Travel photography for me is all about interacting as well as observing interactions. You have to observe how people are interacting with each other, how light is interacting with the scene, and how you’re also interacting with people and your environment to be able to capture a “sense of place”.

So I’ll show you four quick examples. While I’ve got thousands of photos, trying to dig through them all for the very best examples of the concepts I’m talking about below would be a gargantuan task so these snaps would have to do to illustrate my points.

How people are interacting with each other

Belgrade, Serbia - Photography by Lola Akinmade Akerstrom

By observing how people are communicating, verbally or non-verbally, you can start to get a sense of local culture. How various types of people are interacting – men and women, old and young. While recently in Belgrade, Serbia, I ran into locals playing chess. While this is a common scene in many parks all over the world with usually older men at the board, I was intrigued by this older lady playing chess with a much younger man.

While I didn’t want to walk up to them to ask questions – after all, chess requires absolute concentration – focusing on capturing this unique interaction instead of just the older men around surrounding chessboards made for a more interesting shot.

Belgrade, Serbia - Photography by Lola Akinmade Akerstrom

How light is interacting with the scene

As photographers, we should always be looking for light – both natural and artificial – because how it interacts with the current scene or environment can help you capture a sense of place. The feeling of being there and experiencing that warm glow or cold cast yourself.

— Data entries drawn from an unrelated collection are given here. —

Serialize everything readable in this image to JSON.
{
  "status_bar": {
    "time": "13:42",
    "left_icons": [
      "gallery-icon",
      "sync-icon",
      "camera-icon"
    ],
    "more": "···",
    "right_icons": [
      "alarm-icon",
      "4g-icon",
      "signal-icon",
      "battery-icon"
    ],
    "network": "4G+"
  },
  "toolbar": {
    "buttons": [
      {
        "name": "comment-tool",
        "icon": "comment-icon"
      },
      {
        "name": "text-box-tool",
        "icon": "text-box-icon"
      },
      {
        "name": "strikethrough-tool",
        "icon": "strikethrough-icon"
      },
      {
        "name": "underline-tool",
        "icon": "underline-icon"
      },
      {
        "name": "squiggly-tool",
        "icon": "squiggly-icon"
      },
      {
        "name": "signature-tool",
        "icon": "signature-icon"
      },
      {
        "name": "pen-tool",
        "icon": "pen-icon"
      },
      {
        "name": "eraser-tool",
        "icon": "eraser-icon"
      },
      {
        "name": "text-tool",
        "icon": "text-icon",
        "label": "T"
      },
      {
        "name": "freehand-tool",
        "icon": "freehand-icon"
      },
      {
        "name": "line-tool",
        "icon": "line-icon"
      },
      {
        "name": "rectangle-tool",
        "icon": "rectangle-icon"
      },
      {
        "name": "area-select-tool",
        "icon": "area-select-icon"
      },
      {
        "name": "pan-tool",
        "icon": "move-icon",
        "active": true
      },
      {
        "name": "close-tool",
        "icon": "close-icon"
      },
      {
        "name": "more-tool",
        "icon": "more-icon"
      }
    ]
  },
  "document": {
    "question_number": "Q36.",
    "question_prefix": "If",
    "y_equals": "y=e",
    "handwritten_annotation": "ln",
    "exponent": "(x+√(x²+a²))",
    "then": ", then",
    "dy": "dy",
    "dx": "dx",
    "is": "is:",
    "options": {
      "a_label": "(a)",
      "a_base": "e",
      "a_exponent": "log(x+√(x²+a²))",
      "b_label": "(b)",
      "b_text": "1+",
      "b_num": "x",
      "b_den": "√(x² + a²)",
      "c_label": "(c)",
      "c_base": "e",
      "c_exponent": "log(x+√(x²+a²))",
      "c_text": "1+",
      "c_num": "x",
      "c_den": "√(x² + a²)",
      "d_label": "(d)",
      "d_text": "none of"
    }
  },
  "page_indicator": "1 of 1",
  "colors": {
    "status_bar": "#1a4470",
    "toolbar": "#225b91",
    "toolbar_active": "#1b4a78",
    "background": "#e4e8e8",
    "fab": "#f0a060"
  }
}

When I was in KwaZulu-Natal in South Africa, I spent some time with members of the Zulu tribe and right before they were getting ready to perform at sunset, I observed how light was flowing through the scene and focused on that as opposed to just shots of the dancers. I’d seen tons of photos of Zulu dancers online but I hadn’t seen many that were using natural light this way to set the scene as well.

South Africa - Photography by Lola Akinmade Akerstrom

How I am interacting with people

Sometimes how the photographer interacts with people during their travels also reflects a sense of place. How organic are those interactions? Are people warm? Open to strangers? Maybe a lot more guarded?

I ran into these feisty women who also happened to be redheads in Parga, Greece, a small seaside village where Greeks go to bask in the sun. From their warm dispositions to their manes of red hair to the red scooter they were riding around town, my interaction with them helped me a capture a bit of what it felt like for me to be there. People were open and relaxed. After all, most of them were on vacation.

Parga, Greece - Photography by Lola Akinmade Akerstrom

How I am interacting with my environment

Lastly, how I’m personally interacting with my environment can also communicate a sense of place.  How does it feel to be swooshing past pine and spruce trees being pulled by Siberian huskies or a reindeer in Swedish Lapland? These types of “selfie” shots can also transport the viewer by taking them alongside you.

As if they were grabbing onto your waist from behind and peeking over your right shoulder to experience this as well.

Swedish Lapland - Photography by Lola Akinmade Akerstrom

Observing as well as interacting are the core ingredients required for capturing sense of a place within your travel photographs.

So what do you guys think? How aware of these concepts are you during your travels?